Venkatesh Seetharam wrote:
Hi Tim,
Howdy. I saw your post on Solr newsgroup and caught my attention. I'm
working on a similar problem for searching a vault of over 100 million
XML documents. I already have the encoding part done using Hadoop and
Lucene. It works like a charm. I create N index partitions and have
been trying to wrap Solr to search each partition, have a Search broker
that merges the results and returns.
I'm curious about how have you solved the distribution of additions,
deletions and updates to each of the indexing servers.I use a
partitioner based on a hash of the document id. Do you broadcast to the
slaves as to who owns a document?
Also, I'm looking at Hadoop RPC and ICE ( www.zeroc.com
<http://www.zeroc.com>) for distributing the search across these Solr
servers. I'm not using HTTP.
Any ideas are greatly appreciated.
PS: I did subscribe to solr newsgroup now but did not receive a
confirmation and hence sending it to you directly.
--
Thanks,
Venkatesh
"Perfection (in design) is achieved not when there is nothing more to
add, but rather when there is nothing more to take away."
- Antoine de Saint-Exupéry
I used a SQL database to keep track of which server had which document.

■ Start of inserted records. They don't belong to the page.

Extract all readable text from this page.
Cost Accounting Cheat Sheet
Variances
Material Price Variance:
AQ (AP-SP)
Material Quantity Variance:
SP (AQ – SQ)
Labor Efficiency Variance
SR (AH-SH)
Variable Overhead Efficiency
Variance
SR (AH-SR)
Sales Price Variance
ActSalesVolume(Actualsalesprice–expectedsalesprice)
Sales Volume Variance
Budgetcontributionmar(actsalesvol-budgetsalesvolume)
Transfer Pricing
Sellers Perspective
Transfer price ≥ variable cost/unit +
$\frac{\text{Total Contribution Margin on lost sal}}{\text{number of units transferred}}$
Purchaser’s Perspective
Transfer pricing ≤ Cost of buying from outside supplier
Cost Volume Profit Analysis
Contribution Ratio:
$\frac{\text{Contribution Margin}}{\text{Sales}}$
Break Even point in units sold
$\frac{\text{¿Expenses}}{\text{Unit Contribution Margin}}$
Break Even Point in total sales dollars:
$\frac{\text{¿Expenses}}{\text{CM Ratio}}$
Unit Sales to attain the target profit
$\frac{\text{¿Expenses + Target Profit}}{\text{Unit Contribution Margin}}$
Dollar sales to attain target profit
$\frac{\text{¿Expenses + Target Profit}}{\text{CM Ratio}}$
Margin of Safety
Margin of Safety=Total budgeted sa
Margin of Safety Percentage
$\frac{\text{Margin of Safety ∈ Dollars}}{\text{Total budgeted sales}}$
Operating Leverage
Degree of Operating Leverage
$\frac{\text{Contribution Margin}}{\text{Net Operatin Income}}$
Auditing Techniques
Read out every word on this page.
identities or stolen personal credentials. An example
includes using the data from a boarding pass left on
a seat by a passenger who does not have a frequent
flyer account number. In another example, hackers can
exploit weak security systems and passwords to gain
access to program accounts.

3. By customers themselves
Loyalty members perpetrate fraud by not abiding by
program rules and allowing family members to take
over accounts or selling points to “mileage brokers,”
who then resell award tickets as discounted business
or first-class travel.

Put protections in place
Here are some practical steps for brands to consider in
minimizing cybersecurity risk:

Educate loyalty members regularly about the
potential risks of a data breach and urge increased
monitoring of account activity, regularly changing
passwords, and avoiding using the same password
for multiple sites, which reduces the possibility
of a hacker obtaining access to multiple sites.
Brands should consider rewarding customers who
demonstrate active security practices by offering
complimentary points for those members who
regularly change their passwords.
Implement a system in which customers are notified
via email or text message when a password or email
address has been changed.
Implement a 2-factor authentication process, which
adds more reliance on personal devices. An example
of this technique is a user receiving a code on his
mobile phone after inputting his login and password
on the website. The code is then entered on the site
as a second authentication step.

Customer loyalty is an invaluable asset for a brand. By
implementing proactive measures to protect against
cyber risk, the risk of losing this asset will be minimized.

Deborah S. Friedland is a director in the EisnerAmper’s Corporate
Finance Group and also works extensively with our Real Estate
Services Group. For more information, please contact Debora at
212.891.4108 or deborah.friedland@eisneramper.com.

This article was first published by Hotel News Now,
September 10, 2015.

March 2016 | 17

Then I originally used JMS and would use a selector for which server
number the document should go to. I switched over to a home grown,
lightweight message server since JMS behaves really badly when it backs
up and I couldn't find a server that would simply pause the producers if
there was a problem with the consumers. Additions are pretty much
assigned randomly to whichever server gets them first. At this point I
am up to around 20 million documents.
The hash idea sounds really interesting and if I had a fixed number of
indexes it would be perfect. But I don't know how big the index will
grow and I wanted to be able to add servers at any point. I would like
to eliminate any outside dependencies (SQL, JMS), which is why a
distributed Solr would let me focus on other areas.
How did you work around not being able to update a lucene index that is
stored in Hadoop? I know there were changes in Lucene 2.1 to support
this but I haven't looked that far into it yet, I've just been testing
the new IndexWriter. As an aside, I hope those features can be used by
Solr soon (if they aren't already in the nightlys).
Tim